Persa l’occasione storica di approvare una legge contro l’omofobia e la transfobia nella scorsa legislatura a causa della scellerata decisione di contarsi su un testo che, come tutti sapevano, non aveva i numeri in aula, celebriamo ancora una volta la Giornata internazionale contro l’omofobia, la bifobia e la transfobia senza una legge che sancisca formalmente che il nostro Paese ripudia la discriminazione, l’odio e la violenza basati sull’orientamento sessuale e l’identità di genere.

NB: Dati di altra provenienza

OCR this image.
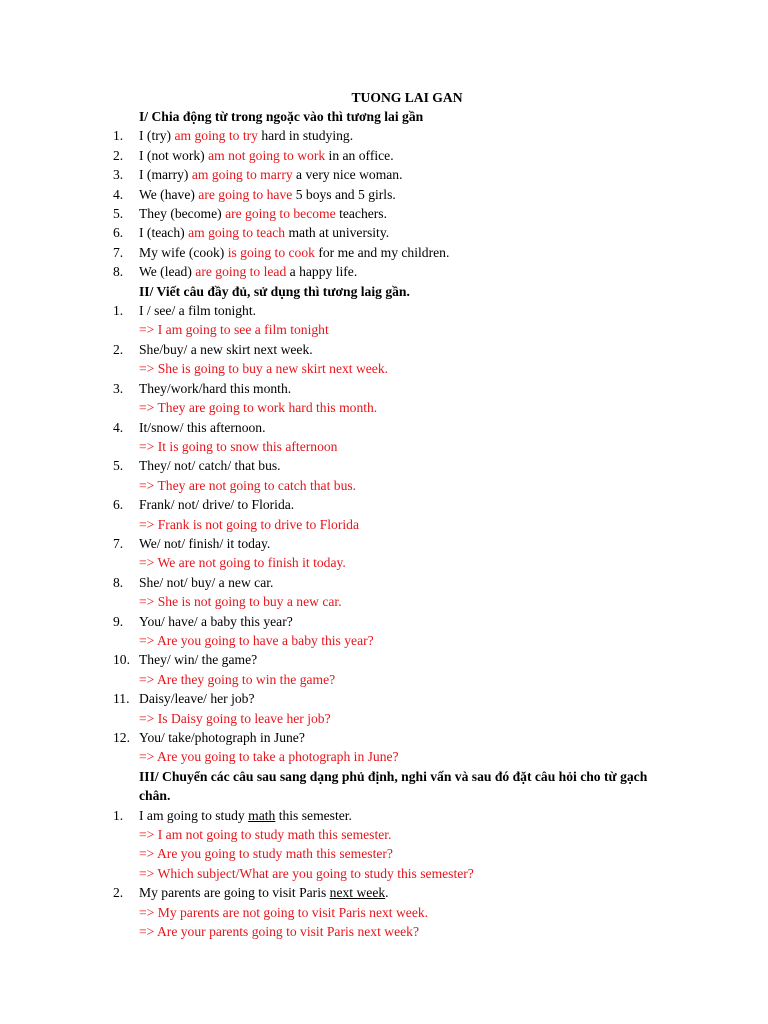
TUONG LAI GAN
I/ Chia động từ trong ngoặc vào thì tương lai gần
1. I (try) am going to try hard in studying.
2. I (not work) am not going to work in an office.
3. I (marry) am going to marry a very nice woman.
4. We (have) are going to have 5 boys and 5 girls.
5. They (become) are going to become teachers.
6. I (teach) am going to teach math at university.
7. My wife (cook) is going to cook for me and my children.
8. We (lead) are going to lead a happy life.
II/ Viết câu đầy đủ, sử dụng thì tương laig gần.
1. I / see/ a film tonight.
=> I am going to see a film tonight
2. She/buy/ a new skirt next week.
=> She is going to buy a new skirt next week.
3. They/work/hard this month.
=> They are going to work hard this month.
4. It/snow/ this afternoon.
=> It is going to snow this afternoon
5. They/ not/ catch/ that bus.
=> They are not going to catch that bus.
6. Frank/ not/ drive/ to Florida.
=> Frank is not going to drive to Florida
7. We/ not/ finish/ it today.
=> We are not going to finish it today.
8. She/ not/ buy/ a new car.
=> She is not going to buy a new car.
9. You/ have/ a baby this year?
=> Are you going to have a baby this year?
10. They/ win/ the game?
=> Are they going to win the game?
11. Daisy/leave/ her job?
=> Is Daisy going to leave her job?
12. You/ take/photograph in June?
=> Are you going to take a photograph in June?
III/ Chuyển các câu sau sang dạng phủ định, nghi vấn và sau đó đặt câu hỏi cho từ gạch chân.
1. I am going to study math this semester.
=> I am not going to study math this semester.
=> Are you going to study math this semester?
=> Which subject/What are you going to study this semester?
2. My parents are going to visit Paris next week.
=> My parents are not going to visit Paris next week.
=> Are your parents going to visit Paris next week?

Purtroppo non è dato prevedere che le cose possano migliorare nel futuro prossimo. Su questi temi, la maggioranza quando va bene è totalmente afona: la Ministra delle Pari Opportunità non risulta abbia proposte per allineare l’Italia ai Paesi con i quali normalmente ci confrontiamo e, a livello parlamentare, le pur insufficienti aperture che nella scorsa legislatura erano venute dall’allora Presidente della Commissione Giustizia del Senato – e oggi Sottosegretario alla Giustizia, Andrea Ostellari – sembrano essere state rimosse dalla memoria. Questo comporta che ancora oggi, in Italia, le persone gay, lesbiche, bisessuali e trans non hanno – e chissà per quanto tempo non avranno ancora – una legge specifica che le protegga nemmeno dalle percosse, dalle aggressioni fisiche o dalla violenza.

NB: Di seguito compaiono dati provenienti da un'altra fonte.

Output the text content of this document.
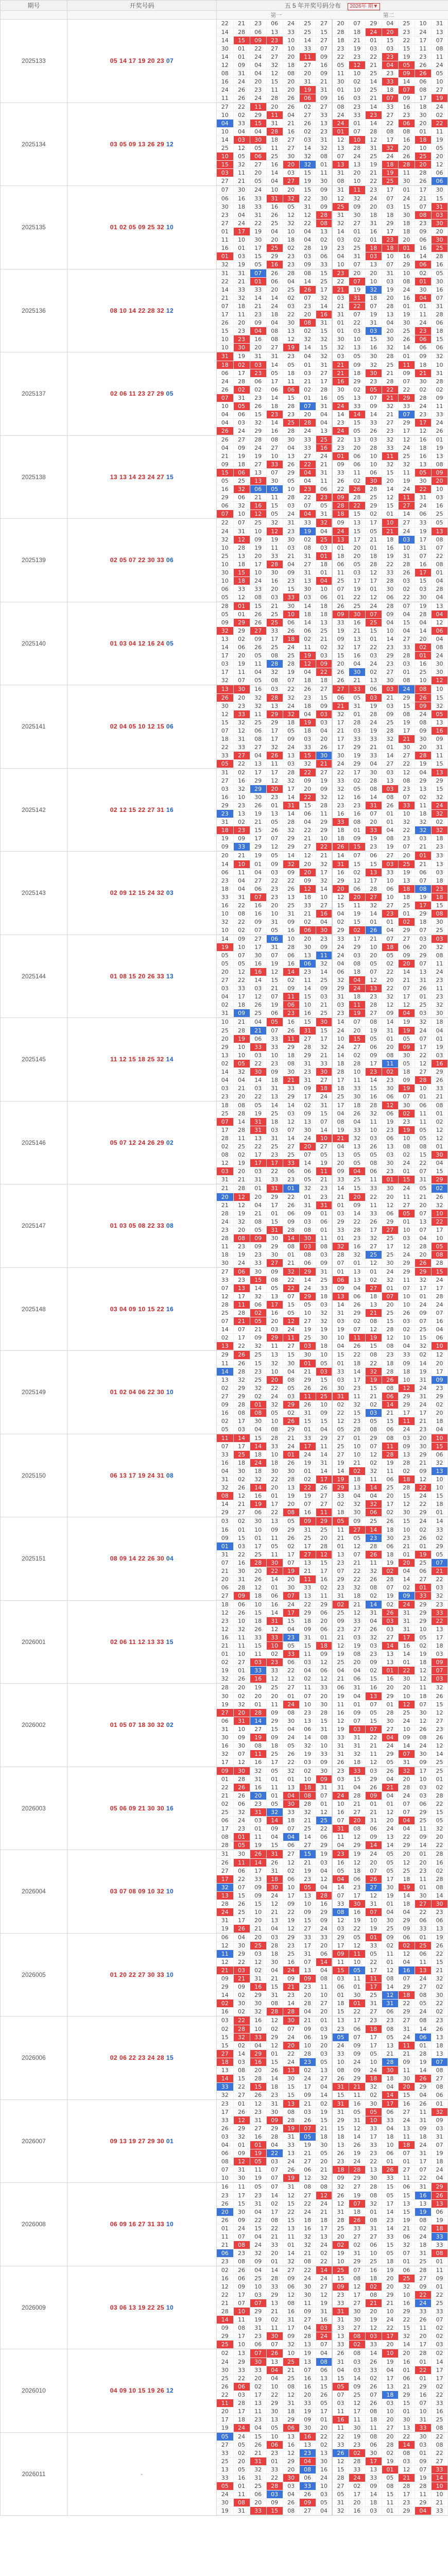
期号	开奖号码	五 5 年开奖号码分布 2026年 期▼
		第一	第二
2025133	05 14 17 19 20 23 07	
22	21	23	06	24	25	27	20	07	29	04	25	10	31
14	28	06	13	33	25	15	28	18	24	20	23	24	13
14	15	09	23	10	14	27	18	21	01	15	22	17	07
30	01	22	27	10	33	07	23	19	03	03	15	11	08
14	01	24	27	20	11	09	22	23	22	23	19	23	11
12	09	04	32	18	27	16	05	12	21	04	05	26	24
08	31	04	12	08	20	09	11	10	25	23	09	26	05
16	24	20	15	20	31	21	30	02	14	33	14	06	10
24	26	23	11	20	19	31	01	10	25	18	07	08	27
11	26	24	28	26	06	09	16	03	21	07	09	17	19

2025134	03 05 09 13 26 29 12	
27	22	11	20	26	02	27	08	23	14	33	16	18	24
10	02	29	11	04	27	33	24	33	23	27	23	30	02
04	33	15	31	21	26	13	24	01	14	22	06	20	22
10	04	04	28	16	02	23	01	07	28	08	08	01	11
14	03	30	18	27	03	31	12	10	12	17	16	18	19
25	12	05	11	27	14	32	13	28	31	32	20	10	05
10	05	06	25	30	32	08	07	24	25	24	26	25	20
15	32	27	16	20	32	01	13	13	19	18	28	20	12
03	11	20	14	03	15	11	31	20	21	19	11	28	06
27	21	05	04	27	19	30	08	10	22	25	30	26	06

2025135	01 02 05 09 25 32 10	
07	30	24	10	20	15	09	31	11	23	17	01	17	30
06	16	33	31	32	22	30	12	32	24	07	24	21	15
30	18	33	16	05	31	09	25	09	20	03	15	07	31
23	04	31	26	12	12	28	31	30	18	18	30	08	03
27	24	22	25	32	22	08	32	27	31	29	18	23	30
01	17	19	04	10	04	13	14	01	16	17	18	09	20
11	10	30	20	18	04	02	03	02	01	23	20	06	30
16	01	17	25	02	28	19	23	25	18	18	01	16	25
01	03	15	29	23	03	06	04	31	03	10	16	14	28
32	19	05	16	23	09	33	10	07	13	07	29	06	16

2025136	08 10 14 22 28 32 12	
31	31	07	26	28	08	15	23	20	20	31	10	02	05
22	21	01	06	04	14	25	22	07	10	03	08	01	30
14	33	33	20	25	26	17	21	19	32	19	24	30	16
21	32	14	14	02	07	32	03	31	18	20	16	04	07
07	18	21	24	03	23	14	21	22	07	28	01	01	31
17	11	23	18	22	20	16	31	07	19	13	19	11	28
26	20	09	04	30	08	31	01	22	31	04	30	24	06
15	23	04	08	13	02	15	01	03	03	20	25	23	18
10	23	16	08	12	32	32	30	10	15	30	26	06	15
10	30	20	27	19	14	15	32	13	16	32	14	06	06

2025137	02 06 11 23 27 29 05	
31	19	31	31	23	04	32	03	05	30	28	01	09	32
18	02	03	14	05	01	31	21	09	32	25	11	18	10
06	17	23	05	18	03	27	21	18	30	21	09	21	31
24	28	06	17	11	21	17	16	29	23	28	07	30	28
26	02	02	06	06	02	28	30	02	05	22	22	02	02
07	31	23	14	15	01	16	05	13	07	21	29	28	09
10	05	26	18	28	07	31	24	33	09	32	33	24	11
04	06	15	23	23	20	04	14	14	14	21	07	23	33
04	03	32	14	25	28	04	23	15	33	27	29	17	24
26	24	29	16	28	24	13	24	05	26	23	17	12	26

2025138	13 13 14 23 24 27 15	
26	27	28	08	30	33	25	22	13	03	32	12	16	01
04	09	24	27	04	33	16	23	20	28	33	24	18	19
21	19	19	10	13	27	24	01	06	10	11	25	16	13
09	18	27	33	26	22	21	09	06	10	32	32	13	08
15	06	13	07	29	04	31	33	11	06	15	11	05	09
05	25	13	30	05	04	11	26	02	30	20	19	30	20
16	32	06	05	10	23	06	22	26	28	14	24	22	10
29	06	21	11	28	22	23	09	28	25	12	11	31	03
06	32	16	15	03	07	05	28	22	29	15	27	24	16
07	10	12	05	24	04	31	18	15	02	01	14	06	25

2025139	02 05 07 22 30 33 06	
22	07	25	32	31	33	32	09	13	17	10	27	33	05
24	31	10	12	23	19	04	24	15	05	21	24	19	13
32	12	09	19	30	02	25	13	17	21	18	03	17	08
10	28	19	11	03	08	03	01	20	01	16	10	31	07
25	13	20	33	21	31	01	18	20	18	19	31	07	22
10	18	17	28	04	27	18	06	05	28	22	28	16	08
30	15	10	30	09	31	01	11	03	12	33	26	17	01
10	18	24	16	23	13	04	25	17	17	28	03	15	04
06	33	33	20	15	30	10	07	19	01	30	02	03	28
05	12	08	03	33	03	06	01	22	12	06	22	30	04

2025140	01 03 04 12 16 24 05	
28	01	15	21	30	14	18	26	25	24	28	07	19	13
05	01	26	25	10	18	18	09	30	07	09	04	28	04
09	29	26	25	06	14	13	33	16	25	04	15	04	12
32	29	27	33	26	06	25	19	21	15	10	04	14	06
13	02	09	17	18	02	21	09	13	01	14	27	20	04
14	06	26	25	24	11	02	32	17	22	23	33	02	08
17	20	05	08	25	19	03	15	16	03	29	28	01	24
03	19	11	28	28	12	09	20	04	24	23	03	16	30
17	11	04	32	19	04	22	26	30	02	27	01	25	30
32	07	05	08	07	18	18	26	21	13	30	08	10	12

2025141	02 04 05 10 12 15 06	
13	30	16	03	22	26	27	27	33	06	03	24	08	10
26	20	32	28	32	23	15	06	05	03	21	29	26	15
30	23	32	13	24	18	09	21	31	19	03	15	09	32
12	33	11	29	32	04	03	32	01	28	09	08	24	05
15	32	25	29	18	19	03	17	28	24	25	19	08	13
07	12	06	17	05	18	04	21	03	19	28	17	09	16
18	31	08	17	09	03	20	17	33	33	32	21	30	09
22	33	27	32	24	33	26	17	29	21	01	30	20	31
33	27	04	26	13	15	30	30	19	33	14	27	28	11
05	22	13	11	03	32	21	24	29	04	27	22	19	15

2025142	02 12 15 22 27 31 16	
31	02	17	17	28	22	27	22	17	30	03	12	04	13
27	16	29	12	32	09	19	33	02	28	13	08	29	29
03	32	29	20	17	20	09	32	05	08	03	23	13	15
16	10	30	23	14	22	32	12	16	14	08	07	02	32
29	23	26	01	31	15	28	23	23	31	26	33	11	24
23	13	19	13	14	06	11	16	16	07	01	10	18	32
31	02	21	05	28	04	29	33	08	20	01	32	32	02
18	23	15	26	32	22	29	18	01	33	04	22	32	32
19	09	17	07	29	21	10	18	09	19	08	23	03	18
09	33	29	12	29	27	22	26	15	23	19	07	21	23

2025143	02 09 12 15 24 32 03	
20	21	19	05	14	12	21	14	07	06	27	20	01	33
14	10	01	09	32	20	32	31	15	15	03	25	21	13
06	11	04	03	09	20	17	16	02	13	33	19	06	03
23	04	27	22	22	09	32	29	12	17	10	13	07	18
18	04	06	23	26	12	14	20	06	28	06	18	08	23
33	31	07	23	13	18	10	12	20	27	10	18	19	18
16	22	16	20	25	33	27	15	11	32	27	25	17	15
10	08	16	10	31	21	16	04	19	14	23	01	29	08
32	22	09	31	09	02	04	02	15	01	01	02	18	30
10	02	07	05	16	06	30	29	02	26	04	29	07	25

2025144	01 08 15 20 26 33 13	
14	09	27	06	10	20	23	33	17	21	07	27	03	03
19	10	17	31	28	30	09	24	29	10	18	06	20	32
05	07	30	07	06	13	11	24	03	20	05	09	29	08
05	05	16	19	16	06	32	04	08	05	02	20	07	11
20	12	16	12	14	23	14	06	18	07	22	14	13	24
27	22	14	15	02	11	25	32	04	12	20	21	31	23
03	33	03	21	09	14	09	29	24	13	22	07	26	11
04	17	12	07	11	15	03	31	18	23	32	17	01	23
02	18	26	19	06	10	21	03	11	28	12	12	25	32
31	09	25	06	23	16	25	23	19	27	09	04	03	30

2025145	11 12 15 18 25 32 14	
10	21	04	05	16	15	30	14	07	08	14	19	32	18
25	28	21	07	26	31	15	24	20	19	31	19	24	04
20	19	06	33	11	27	17	10	15	05	01	05	07	01
29	10	33	33	29	28	32	24	27	06	20	09	17	19
13	10	03	10	18	29	21	14	02	09	08	30	22	03
02	05	22	23	08	31	33	18	28	17	11	05	12	16
14	32	30	09	30	23	30	28	10	23	02	18	27	29
04	04	14	18	21	31	27	17	11	14	23	09	28	26
03	21	03	31	33	09	18	18	33	15	30	19	10	33
23	20	22	13	29	17	24	25	30	16	06	07	01	21

2025146	05 07 12 24 26 29 02	
18	08	05	14	14	02	31	17	18	28	12	30	06	08
25	28	19	25	03	09	15	04	26	32	06	02	11	01
07	14	31	18	12	13	07	08	04	11	19	23	11	02
17	28	31	03	07	30	14	19	33	10	23	19	05	12
28	11	13	31	14	24	10	21	32	03	06	10	05	12
02	25	22	25	27	20	27	04	13	26	13	08	08	01
08	02	17	23	25	07	05	13	05	05	03	02	15	30
12	19	17	17	33	14	19	20	05	08	30	24	22	04
03	20	03	22	06	06	11	09	04	06	23	01	07	15
31	21	31	33	23	05	21	33	25	11	01	15	31	29

2025147	01 03 05 08 22 33 08	
21	28	01	31	01	32	23	14	15	33	30	24	05	02
20	12	20	29	22	01	23	21	20	22	20	11	21	26
21	12	04	17	26	31	31	01	09	11	12	27	20	32
28	19	21	01	06	09	01	03	14	33	06	05	07	10
24	32	08	15	09	03	06	29	22	26	29	01	13	22
23	20	05	31	28	08	01	33	28	17	27	10	07	17
28	08	09	30	14	30	11	01	23	32	25	03	04	10
11	23	09	29	08	03	08	32	16	27	17	12	28	05
18	19	23	30	01	08	03	28	32	25	25	24	20	08
30	24	33	27	21	06	09	07	01	12	30	29	26	28

2025148	03 04 09 10 15 22 16	
27	06	30	09	32	29	31	01	13	01	24	29	29	15
33	23	15	08	22	14	25	06	13	02	32	11	32	24
07	13	14	05	22	24	33	09	04	27	01	07	17	17
12	17	32	13	07	29	18	13	06	18	07	10	01	28
28	11	06	17	15	05	03	14	26	13	20	10	24	24
25	28	02	16	05	10	32	31	29	21	25	26	09	07
07	21	05	20	12	27	32	03	02	08	15	03	07	16
14	07	21	03	24	19	19	19	07	12	28	02	25	04
02	17	09	29	11	25	30	10	11	19	12	10	15	06
13	22	32	11	27	03	18	04	26	15	08	04	32	10

2025149	01 02 04 06 22 30 10	
29	26	25	13	15	30	10	15	22	08	23	33	02	12
11	26	15	32	30	01	05	01	18	22	18	09	14	20
14	28	23	10	04	21	03	33	14	32	28	18	19	17
13	32	25	20	08	29	15	03	17	19	26	10	31	09
02	29	32	22	05	26	26	30	23	15	08	12	24	23
27	29	02	24	03	11	25	31	11	21	06	29	31	29
09	28	01	32	29	26	10	02	32	02	14	29	24	02
16	08	08	05	02	31	09	22	15	03	21	17	17	20
02	17	30	10	26	15	15	12	23	05	15	11	21	18
05	03	04	08	29	01	04	05	28	08	06	24	23	04

2025150	06 13 17 19 24 31 08	
11	14	15	28	21	33	29	27	01	29	08	03	20	10
07	17	14	33	24	17	11	25	10	07	11	09	30	15
33	25	18	10	01	24	14	27	10	12	28	13	29	06
16	18	24	18	26	19	31	19	21	02	19	28	21	32
04	30	18	30	30	01	14	14	02	32	11	02	09	13
31	02	32	22	28	02	17	19	18	11	06	18	12	10
32	26	14	20	13	22	26	29	13	14	25	28	22	10
08	12	16	01	19	19	27	33	04	04	20	15	24	15
14	21	19	17	20	07	27	02	32	32	17	12	22	18
29	27	06	22	08	16	11	18	30	06	02	30	29	01

2025151	08 09 14 22 26 30 04	
03	02	30	13	05	09	29	05	09	25	26	15	24	14
16	01	10	09	29	31	25	11	27	14	18	10	02	33
09	15	01	11	26	25	20	21	05	23	30	23	26	02
01	03	17	05	02	17	28	01	12	28	06	21	01	29
31	22	25	11	17	27	12	13	07	26	18	01	19	05
07	16	28	30	07	13	15	23	21	11	19	20	25	07
21	30	20	22	19	21	17	07	22	32	02	04	06	21
20	31	26	14	20	11	16	29	22	26	28	14	27	22
06	28	12	01	30	33	02	23	32	08	07	02	01	03
27	09	18	06	07	13	11	31	18	02	19	09	33	32

2026001	02 06 11 12 13 33 15	
18	06	10	16	24	22	29	02	21	14	02	24	29	23
12	26	15	14	17	29	06	25	12	31	26	31	29	33
23	10	18	31	15	18	20	09	33	04	03	31	29	22
12	32	26	12	04	09	06	23	27	26	03	31	10	13
16	11	33	33	23	31	01	21	03	32	27	17	05	17
21	11	15	10	05	15	18	12	19	03	14	16	02	18
01	10	11	02	33	11	09	19	08	23	13	14	19	03
02	27	03	23	06	03	12	25	20	09	13	01	18	09
19	01	33	33	22	04	06	04	04	02	01	22	12	07
32	26	16	12	12	02	12	21	06	15	16	30	12	03

2026002	01 05 07 18 30 32 02	
28	20	19	25	27	11	33	06	31	16	20	20	11	32
30	02	20	20	01	07	20	19	04	13	29	10	18	26
19	32	01	11	24	10	30	11	01	07	01	12	07	15
27	20	28	09	08	23	28	16	09	05	28	25	30	12
06	31	14	29	30	13	15	12	07	15	30	24	12	27
31	10	27	15	04	06	31	19	03	07	27	10	26	23
30	09	19	09	24	14	08	33	31	22	04	09	08	26
16	30	08	18	05	32	10	31	31	21	24	14	24	12
32	07	11	25	26	19	33	31	32	11	29	07	30	14
17	12	16	17	22	03	09	26	18	12	05	31	09	25

2026003	05 06 09 21 30 30 16	
09	30	32	05	32	02	30	23	33	03	26	32	17	25
01	28	31	01	01	10	09	03	15	29	04	20	10	01
22	26	16	11	13	18	31	31	04	26	21	28	03	02
21	26	20	01	04	08	07	24	28	09	04	24	03	28
02	06	23	05	30	28	01	10	21	01	01	07	06	22
25	32	31	32	33	32	12	16	27	21	12	07	29	15
06	24	03	14	18	21	25	07	20	31	20	04	25	05
17	23	01	09	07	25	22	31	08	06	24	04	11	32
08	01	11	04	04	14	06	11	12	09	13	22	09	20
28	05	19	15	06	27	29	04	29	14	14	29	14	22

2026004	03 07 08 09 10 32 10	
31	30	26	31	27	15	19	23	19	24	05	20	01	28
26	11	14	26	12	21	03	16	12	20	05	12	20	16
27	06	17	31	02	19	04	05	18	07	05	25	23	02
17	22	33	18	06	23	12	04	06	26	17	18	11	28
32	07	09	30	10	05	04	14	23	27	30	19	01	08
13	15	09	24	17	13	28	07	17	12	19	14	30	14
28	26	15	12	09	10	16	33	30	31	01	18	27	30
24	25	10	21	22	09	29	08	16	07	04	04	22	23
31	17	20	13	19	15	09	12	19	10	30	29	06	06
19	26	21	04	12	27	24	03	22	19	25	09	33	13

2026005	01 20 22 27 30 33 10	
06	04	20	03	29	33	33	29	05	01	09	06	01	19
12	30	25	28	23	17	20	17	12	33	02	02	25	26
11	29	03	18	25	31	06	09	11	05	11	12	06	22
12	22	12	30	16	07	14	11	10	22	01	04	11	15
21	03	02	04	24	13	04	15	05	17	12	16	13	21
09	21	31	21	09	09	08	03	11	11	08	07	24	32
29	09	16	15	21	23	11	06	01	17	14	29	27	02
14	02	29	31	23	20	10	01	30	25	12	18	08	30
02	30	30	08	14	28	27	18	01	31	31	22	05	22
16	02	32	28	28	04	20	15	22	27	06	29	24	02

2026006	02 06 22 23 24 28 15	
03	22	16	12	30	21	01	13	17	23	23	27	08	23
02	28	10	02	07	09	03	23	06	18	08	31	14	26
15	32	33	29	24	06	19	05	07	17	05	24	06	13
15	02	04	12	20	10	20	24	09	17	13	11	01	18
27	14	29	01	22	28	03	33	09	05	21	21	28	13
18	03	16	15	24	23	05	10	24	10	28	09	19	07
13	08	20	26	13	02	13	08	09	24	30	11	14	08
14	15	28	14	30	24	27	26	29	18	18	30	26	27
33	22	15	18	15	17	04	31	21	32	04	20	29	08
32	27	26	23	15	09	14	15	11	02	14	15	04	06

2026007	09 13 19 27 29 30 01	
23	01	12	31	13	21	02	31	16	30	17	16	26	01
17	26	23	30	08	03	19	31	05	05	06	27	11	32
33	12	31	09	28	26	15	29	31	10	33	24	31	09
26	29	27	29	19	07	21	15	12	33	04	13	09	03
03	32	16	28	31	05	18	18	14	17	18	11	18	31
04	01	01	04	33	19	30	13	26	33	10	18	24	07
06	09	19	22	13	21	05	26	19	23	06	07	31	19
08	12	05	03	24	27	20	23	24	22	01	01	17	18
07	31	11	07	26	06	21	18	28	13	26	27	07	24
10	30	19	07	19	12	32	09	29	30	33	11	22	04

2026008	06 09 16 27 31 33 10	
16	11	05	07	31	08	08	32	27	28	15	06	31	29
23	17	23	14	12	27	12	26	19	08	05	15	16	26
26	15	31	02	15	22	24	12	07	32	17	13	13	13
20	30	04	17	22	24	21	31	18	01	14	15	19	06
26	09	22	08	15	18	18	28	26	08	23	19	08	19
01	24	15	22	13	16	17	25	33	31	14	21	02	18
11	07	04	21	11	32	13	20	27	27	33	06	24	33
21	08	24	33	01	32	24	02	02	06	15	32	18	33
06	23	32	20	14	21	02	19	31	10	05	07	31	08
23	08	09	01	32	08	22	10	29	25	18	01	25	01

2026009	03 06 13 19 22 25 10	
02	26	04	14	27	22	14	25	07	16	19	06	28	11
16	06	25	28	09	24	24	15	08	18	20	25	27	09
12	09	10	33	06	30	27	09	12	02	20	32	09	01
22	17	03	29	12	30	12	23	17	08	29	10	22	22
21	07	07	13	08	11	19	33	27	21	21	16	24	25
28	10	29	21	16	09	31	31	30	20	10	29	33	33
14	11	19	02	31	27	16	31	30	19	24	22	26	07
09	08	31	11	17	04	03	33	27	12	22	15	11	02
29	17	23	30	09	28	24	13	08	03	17	32	20	02
25	10	06	07	32	13	07	33	02	33	20	14	17	03

2026010	04 09 10 15 19 26 12	
02	13	07	26	10	19	04	26	08	14	10	20	28	02
24	29	30	13	25	13	08	31	03	26	19	16	01	14
30	33	33	04	21	07	06	04	03	33	04	01	22	17
25	22	20	04	25	16	13	15	14	02	17	06	01	17
26	06	02	10	08	16	15	05	09	26	13	21	29	02
22	03	17	22	12	20	26	07	25	07	18	29	16	22
11	28	13	29	31	33	05	03	12	26	03	15	07	33
20	17	11	30	18	19	17	11	17	08	10	01	10	16
17	18	23	13	29	09	01	16	11	18	20	30	31	25
19	24	04	05	06	30	20	11	30	11	27	13	33	08

2026011	-	
05	24	15	10	13	16	22	22	19	08	20	22	30	22
27	05	26	06	16	13	02	33	23	06	28	14	03	08
33	02	21	23	12	23	13	26	02	30	02	08	01	22
25	20	31	01	29	04	30	12	28	17	19	03	09	27
13	05	32	33	20	08	16	15	33	13	01	12	07	33
33	16	31	22	30	06	24	28	24	33	05	21	19	14
05	01	25	28	03	33	10	27	02	09	08	28	28	10
24	11	06	03	04	26	03	05	17	14	15	17	11	10
30	08	20	09	26	09	05	31	20	18	11	23	29	21
19	31	33	15	08	27	04	32	16	03	01	29	04	33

Ma l’omofobia non è solo la violenza da perseguire col codice penale: omofobia è anche la diffusa convinzione che le persone omosessuali siano meno degne o capaci delle persone eterosessuali. Per esempio quella che accredita come fosse un dato di realtà lo stereotipo che le persone LGBT siano “per natura” meno degne di poter fare famiglia accedendo al matrimonio come accade in tutto il mondo occidentale. Oppure che siano meno capaci di crescere dei figli, anche in assenza di un qualsiasi studio scientifico che lo dimostri. Per un’adozione, una coppia eterosessuale viene valutata con attenzione dai servizi sociali; per legge, invece, la coppia gay o lesbica (come del resto il single o la coppia che abbia deciso di non sposarsi, una decisione che alla coppia gay o lesbica è però preclusa) non può essere nemmeno considerata. Salvo che il bambino abbia una grave disabilità, è ovvio: in questo caso il bambino “adottabile e non adottato”, evidentemente considerato di seconda classe, può essere sì consegnato a una famiglia pure lei considerata dalle legge di seconda classe.

La discriminazione è odiosa in generale ma ancor peggio diventa quando si scarica sui bambini. Non solo con la mancata registrazione dei figli delle famiglie arcobaleno, che il governo persegue con tenacia, ma anche con la decisione che la destra ha preso di dare mandato al governo di bloccare il certificato di filiazione europeo, quello che consentirebbe a tutti i bambini – chiunque siano i loro genitori e comunque siano nati – di poter godere di una delle libertà costitutive dell’UE: quella di circolare liberamente, e quindi vivere, in tutti e 27 gli Stati dell’Unione.

La scusa che si accampa in modo del tutto strumentale è la gestazione per altri, la maternità surrogata (che è utilizzata nella stragrande maggioranza dei casi da coppie eterosessuali): puniamo i bambini per scoraggiare gli adulti ad averne. Lo stesso ragionamento per cui vi lasciamo affogare, se siete migranti, perché così non partirete. Non funzionerà né in un caso né nell’altro, questo è chiaro a tutti, perché non c’è legge che può fermare le grandi e irresistibili scelte della vita, né quella di immaginare il proprio futuro da un’altra parte, né quella di avere un figlio. In un Paese civile le cose non dovrebbero funzionare così. E i riformisti, lo vediamo anche dal grande lavoro di Renew Europe al Parlamento Europeo, questo lo sanno bene.